方時清趴到人家背上,為了應付突發情況,肖鋒鏑乾脆拿繩子把兩人綁到了一起,這樣可以確保不占用自己的雙手,然後就這樣向那座建築物走去。
兩人都濕透了,對方的體溫從後背投過來,熨在他胸口上。
方時清覺得頭越來越疼了,他用額頭抵在對方肩膀上試圖緩解,然而並沒有效果。
在行走的輕微晃動中,他感覺意識再度有些模糊了,不知道是不是因為過度的疼痛。
「你感覺不舒服嗎?」肖鋒鏑問他。
「嗯……」
他不確定自己有沒有回答清楚了。腦袋越來越重,疼痛的位置已經麻木了,那種麻木感還在向下擴散;他漸漸沉入了一片黑暗之中。
*
那座住宅的大門緊閉著,肖鋒鏑試探性地推了一下門,沒能推開。
他看了一眼兩側的院牆。牆壁只有兩米多,上面也沒有防禦措施,憑他可以很輕鬆地翻過去。

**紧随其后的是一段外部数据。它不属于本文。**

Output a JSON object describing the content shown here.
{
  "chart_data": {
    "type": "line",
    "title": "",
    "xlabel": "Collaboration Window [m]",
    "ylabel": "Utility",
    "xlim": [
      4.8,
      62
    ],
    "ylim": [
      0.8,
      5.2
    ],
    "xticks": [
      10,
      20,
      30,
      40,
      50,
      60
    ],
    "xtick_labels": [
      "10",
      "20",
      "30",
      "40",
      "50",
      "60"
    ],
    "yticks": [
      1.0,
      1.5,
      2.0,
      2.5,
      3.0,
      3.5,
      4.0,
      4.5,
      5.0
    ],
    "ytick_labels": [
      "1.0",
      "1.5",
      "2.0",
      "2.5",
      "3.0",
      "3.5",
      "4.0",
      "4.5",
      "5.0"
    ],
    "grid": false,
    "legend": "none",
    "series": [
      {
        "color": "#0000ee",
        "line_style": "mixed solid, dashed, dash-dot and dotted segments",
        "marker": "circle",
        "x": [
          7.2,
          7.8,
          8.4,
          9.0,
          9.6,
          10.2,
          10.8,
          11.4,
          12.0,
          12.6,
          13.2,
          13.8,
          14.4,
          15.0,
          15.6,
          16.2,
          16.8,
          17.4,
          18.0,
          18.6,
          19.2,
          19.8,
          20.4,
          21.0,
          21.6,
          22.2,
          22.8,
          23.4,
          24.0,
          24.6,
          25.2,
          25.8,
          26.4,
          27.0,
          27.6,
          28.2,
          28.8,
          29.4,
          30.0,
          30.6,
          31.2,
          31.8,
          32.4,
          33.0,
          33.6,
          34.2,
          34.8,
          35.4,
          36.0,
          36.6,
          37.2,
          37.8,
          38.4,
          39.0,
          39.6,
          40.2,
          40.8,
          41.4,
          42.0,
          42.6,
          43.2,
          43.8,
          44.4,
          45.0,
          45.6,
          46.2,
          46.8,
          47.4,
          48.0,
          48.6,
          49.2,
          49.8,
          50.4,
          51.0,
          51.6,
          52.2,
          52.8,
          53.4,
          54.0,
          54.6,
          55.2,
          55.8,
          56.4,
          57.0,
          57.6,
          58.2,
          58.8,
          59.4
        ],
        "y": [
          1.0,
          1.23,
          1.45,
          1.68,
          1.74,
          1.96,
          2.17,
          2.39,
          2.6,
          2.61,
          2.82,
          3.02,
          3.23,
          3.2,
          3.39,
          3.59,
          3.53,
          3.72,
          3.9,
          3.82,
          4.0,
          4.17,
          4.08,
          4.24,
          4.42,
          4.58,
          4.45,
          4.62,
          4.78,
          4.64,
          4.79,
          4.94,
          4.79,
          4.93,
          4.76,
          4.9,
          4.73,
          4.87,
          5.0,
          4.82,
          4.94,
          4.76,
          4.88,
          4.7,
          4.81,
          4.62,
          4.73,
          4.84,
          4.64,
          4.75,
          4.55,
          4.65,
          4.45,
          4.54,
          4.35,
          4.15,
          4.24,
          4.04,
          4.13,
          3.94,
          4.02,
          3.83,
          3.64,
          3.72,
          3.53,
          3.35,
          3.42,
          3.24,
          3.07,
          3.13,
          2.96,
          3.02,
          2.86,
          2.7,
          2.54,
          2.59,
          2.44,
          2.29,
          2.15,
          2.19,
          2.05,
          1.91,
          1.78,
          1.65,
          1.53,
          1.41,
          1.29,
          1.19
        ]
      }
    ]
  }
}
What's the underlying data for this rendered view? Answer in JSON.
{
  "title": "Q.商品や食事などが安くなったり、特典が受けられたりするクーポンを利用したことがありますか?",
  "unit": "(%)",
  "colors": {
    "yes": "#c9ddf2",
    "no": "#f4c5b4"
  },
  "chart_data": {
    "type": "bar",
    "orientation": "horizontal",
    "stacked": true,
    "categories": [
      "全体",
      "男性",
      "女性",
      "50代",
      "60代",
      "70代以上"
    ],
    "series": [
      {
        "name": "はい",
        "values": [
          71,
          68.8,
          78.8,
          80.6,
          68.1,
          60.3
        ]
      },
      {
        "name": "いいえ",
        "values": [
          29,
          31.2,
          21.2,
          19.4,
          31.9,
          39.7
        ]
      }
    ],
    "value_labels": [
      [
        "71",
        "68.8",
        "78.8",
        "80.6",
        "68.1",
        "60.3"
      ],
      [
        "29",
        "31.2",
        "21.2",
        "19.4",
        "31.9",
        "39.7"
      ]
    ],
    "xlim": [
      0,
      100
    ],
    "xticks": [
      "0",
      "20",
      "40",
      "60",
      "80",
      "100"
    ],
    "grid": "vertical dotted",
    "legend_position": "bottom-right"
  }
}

於是他點了點背後的方時清,輕聲道:「看來只能翻進去了,你注意一點。」
「嗯,」方時清應了一聲又說,「你把我放下來吧,我覺得我可以自己走了。」
兩人綁在一起確實不夠方便,肖鋒鏑便把他解了下來,這次方時清看上去清醒了許多,行動也恢復了正常。
肖鋒鏑先翻上去,看了一眼牆內,不由一怔:
這裡或許曾經是一處漂亮的宅邸,現在卻只剩下一大片斷壁殘垣。所有房屋全都坍陷了,一眼看去沒有任何完整的牆壁;庭院也被毀了個徹底,無論假山園景,還是流水小徑,都只殘存破敗的遺蹟而已。
院牆內同樣靜悄悄的,沒有任何生物活動的跡象。
他伸手把方時清拉上來,兩人落進院子裡。
方時清似乎也在環顧四周,一時沒有說話。
肖鋒鏑自己也打開手電,略微查看了周圍的痕跡。殘存的牆壁和園景上有明顯沖泡的痕跡,他接連看了幾個地方,最後得出結論道:「這邊的建築,恐怕是被大水沖泡毀掉的。」
「嗯,我也這麼覺得。」方時清在另一邊說道。
他背對著肖鋒鏑,蹲在院子的角落裡。
肖鋒鏑皺起了眉頭,輕手輕腳地走了過去。角落裡是一個尚未乾涸的水池,方時清正在伸手,輕輕觸摸水面。